(from FAFSA instructions, “Who is considered a parent?”)
The term “parent” is not restricted to biological parents. There are instances (such as when a grandparent legally adopts the applicant) in which a person other than a biological parent is treated as a parent.
- If the parents are both living and married to each other, the family unit includes both of them.
- If the parents are living together and have not been formally married, since NYS does not consider common-law marriage, use the rules for divorced parents.
- A foster parent, legal guardian or a grandparent or other relative is not treated as a parent for purposes of determining financial need unless that person has legally adopted the applicant. An adoptive parent is treated in the same manner as a biological parent.
- If one, but not both, of the parents are deceased the surviving parent’s income and assets are included. Do not use any financial information for the deceased parent. If the surviving parent dies, update the dependency status to independent. If the surviving parent is remarried report income and assets for both that parent and the person he or she married (your stepparent).
- If the parents are divorced, report income and assets for the parent lived with more during the 12 months preceding the date financial need is determined. If the individual lived with both equally, provide financial information for the parent who provided more financial support during the 12 months, or during the most recent year that you actually received support from a parent. If this parent has remarried then include income and asset for that parent and the person he or she married (your stepparent).
- If the parents are legally separated, the same rules that apply for a divorced couple are used to determine which parent’s information must be reported. A couple doesn’t have to be legally separated in order to be considered separated for determining financial need. The couple may consider themselves informally separated when one of the partners has permanently left the household.
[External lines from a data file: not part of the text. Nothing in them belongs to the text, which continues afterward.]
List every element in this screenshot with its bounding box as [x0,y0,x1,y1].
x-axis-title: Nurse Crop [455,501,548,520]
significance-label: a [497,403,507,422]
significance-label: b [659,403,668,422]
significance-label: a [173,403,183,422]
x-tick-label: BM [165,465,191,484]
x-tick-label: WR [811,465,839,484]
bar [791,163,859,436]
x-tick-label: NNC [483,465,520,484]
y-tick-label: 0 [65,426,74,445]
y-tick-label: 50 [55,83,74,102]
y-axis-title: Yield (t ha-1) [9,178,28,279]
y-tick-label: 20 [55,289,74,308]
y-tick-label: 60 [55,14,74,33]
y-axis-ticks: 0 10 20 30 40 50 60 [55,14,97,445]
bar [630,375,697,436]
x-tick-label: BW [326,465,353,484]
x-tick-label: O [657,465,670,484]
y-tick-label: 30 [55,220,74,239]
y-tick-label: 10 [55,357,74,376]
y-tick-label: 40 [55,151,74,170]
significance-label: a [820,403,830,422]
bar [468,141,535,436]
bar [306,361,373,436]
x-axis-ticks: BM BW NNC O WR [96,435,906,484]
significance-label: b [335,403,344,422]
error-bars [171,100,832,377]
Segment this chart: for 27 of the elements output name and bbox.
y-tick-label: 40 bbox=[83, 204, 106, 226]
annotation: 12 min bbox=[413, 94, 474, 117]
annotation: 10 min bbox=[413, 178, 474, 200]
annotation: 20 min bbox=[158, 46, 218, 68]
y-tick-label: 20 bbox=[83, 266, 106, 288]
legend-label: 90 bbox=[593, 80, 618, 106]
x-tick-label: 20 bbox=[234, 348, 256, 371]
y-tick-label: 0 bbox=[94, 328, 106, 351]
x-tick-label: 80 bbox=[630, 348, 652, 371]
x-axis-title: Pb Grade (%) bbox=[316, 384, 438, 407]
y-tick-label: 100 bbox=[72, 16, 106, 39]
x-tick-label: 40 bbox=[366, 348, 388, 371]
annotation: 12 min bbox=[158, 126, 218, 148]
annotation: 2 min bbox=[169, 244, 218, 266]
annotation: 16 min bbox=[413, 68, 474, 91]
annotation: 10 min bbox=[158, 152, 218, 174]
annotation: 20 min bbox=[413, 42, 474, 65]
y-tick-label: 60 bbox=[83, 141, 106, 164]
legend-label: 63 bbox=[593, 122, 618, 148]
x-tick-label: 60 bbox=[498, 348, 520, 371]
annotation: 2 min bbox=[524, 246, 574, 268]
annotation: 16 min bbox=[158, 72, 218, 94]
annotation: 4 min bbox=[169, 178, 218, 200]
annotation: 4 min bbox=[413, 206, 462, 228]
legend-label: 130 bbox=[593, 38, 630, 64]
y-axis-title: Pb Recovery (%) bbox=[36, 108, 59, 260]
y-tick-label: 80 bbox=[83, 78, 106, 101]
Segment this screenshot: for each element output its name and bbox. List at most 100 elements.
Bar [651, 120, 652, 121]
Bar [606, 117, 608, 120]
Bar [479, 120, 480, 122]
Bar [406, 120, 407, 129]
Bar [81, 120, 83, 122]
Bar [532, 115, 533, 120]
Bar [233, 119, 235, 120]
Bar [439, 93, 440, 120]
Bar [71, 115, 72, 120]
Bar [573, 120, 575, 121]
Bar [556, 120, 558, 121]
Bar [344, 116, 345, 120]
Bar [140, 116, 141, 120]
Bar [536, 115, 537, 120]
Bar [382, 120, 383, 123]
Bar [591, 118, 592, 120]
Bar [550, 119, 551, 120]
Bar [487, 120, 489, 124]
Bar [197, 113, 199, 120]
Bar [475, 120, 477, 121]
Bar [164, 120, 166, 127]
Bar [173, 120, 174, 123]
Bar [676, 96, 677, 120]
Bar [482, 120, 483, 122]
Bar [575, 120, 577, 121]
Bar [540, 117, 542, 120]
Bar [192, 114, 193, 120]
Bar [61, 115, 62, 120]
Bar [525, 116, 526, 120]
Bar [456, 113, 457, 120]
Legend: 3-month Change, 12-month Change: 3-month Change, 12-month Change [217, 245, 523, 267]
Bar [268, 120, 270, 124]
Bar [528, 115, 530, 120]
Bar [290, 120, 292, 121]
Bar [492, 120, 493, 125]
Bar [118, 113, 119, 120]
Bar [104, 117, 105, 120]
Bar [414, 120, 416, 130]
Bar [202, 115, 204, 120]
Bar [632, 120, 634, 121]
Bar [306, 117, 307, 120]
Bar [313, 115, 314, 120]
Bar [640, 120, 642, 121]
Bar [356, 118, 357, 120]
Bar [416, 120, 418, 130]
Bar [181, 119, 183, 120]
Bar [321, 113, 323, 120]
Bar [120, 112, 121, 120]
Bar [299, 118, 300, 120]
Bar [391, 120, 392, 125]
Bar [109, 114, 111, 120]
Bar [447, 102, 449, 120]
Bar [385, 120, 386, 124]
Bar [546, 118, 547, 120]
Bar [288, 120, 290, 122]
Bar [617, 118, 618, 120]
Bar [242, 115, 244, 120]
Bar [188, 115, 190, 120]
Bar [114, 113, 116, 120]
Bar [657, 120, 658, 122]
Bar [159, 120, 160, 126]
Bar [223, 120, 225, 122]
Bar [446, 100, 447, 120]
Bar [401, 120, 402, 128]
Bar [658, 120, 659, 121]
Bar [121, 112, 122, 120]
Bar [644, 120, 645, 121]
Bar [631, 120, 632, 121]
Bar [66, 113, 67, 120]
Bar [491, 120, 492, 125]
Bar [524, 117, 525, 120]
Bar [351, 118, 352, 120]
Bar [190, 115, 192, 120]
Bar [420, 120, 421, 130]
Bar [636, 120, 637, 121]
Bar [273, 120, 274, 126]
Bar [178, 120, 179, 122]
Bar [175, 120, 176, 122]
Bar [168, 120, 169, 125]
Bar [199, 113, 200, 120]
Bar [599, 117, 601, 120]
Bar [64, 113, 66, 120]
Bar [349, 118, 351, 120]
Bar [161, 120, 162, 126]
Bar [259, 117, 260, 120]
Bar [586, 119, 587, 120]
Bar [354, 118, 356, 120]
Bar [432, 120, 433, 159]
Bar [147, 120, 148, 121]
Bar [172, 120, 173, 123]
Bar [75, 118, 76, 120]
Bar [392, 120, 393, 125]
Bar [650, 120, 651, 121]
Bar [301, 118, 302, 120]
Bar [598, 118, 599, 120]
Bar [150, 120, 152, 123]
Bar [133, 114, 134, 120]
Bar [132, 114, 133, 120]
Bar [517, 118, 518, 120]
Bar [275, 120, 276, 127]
If the partners live together, they can’t be considered informally separated.
- A stepparent is treated in the same manner as a biological parent if the stepparent is married, as of the date of the financial need determination, to the biological parent whose information will be included, or if the stepparent has legally adopted the individual. There are no exceptions. Prenuptial agreements do not exempt the stepparent from providing required financial information.
Note: The stepparent’s income information for the entire year prior to application must be reported even if the parent and stepparent were not married for the whole year.
- An individual is not considered independent of their parents just because the parent(s) refuse to help the consumer with the financial need review process.
- If a consumer has no contact with their parents and don’t know where they live, or the consumer has left home due to an abusive situation, the district office may consider waiving consideration of parental income.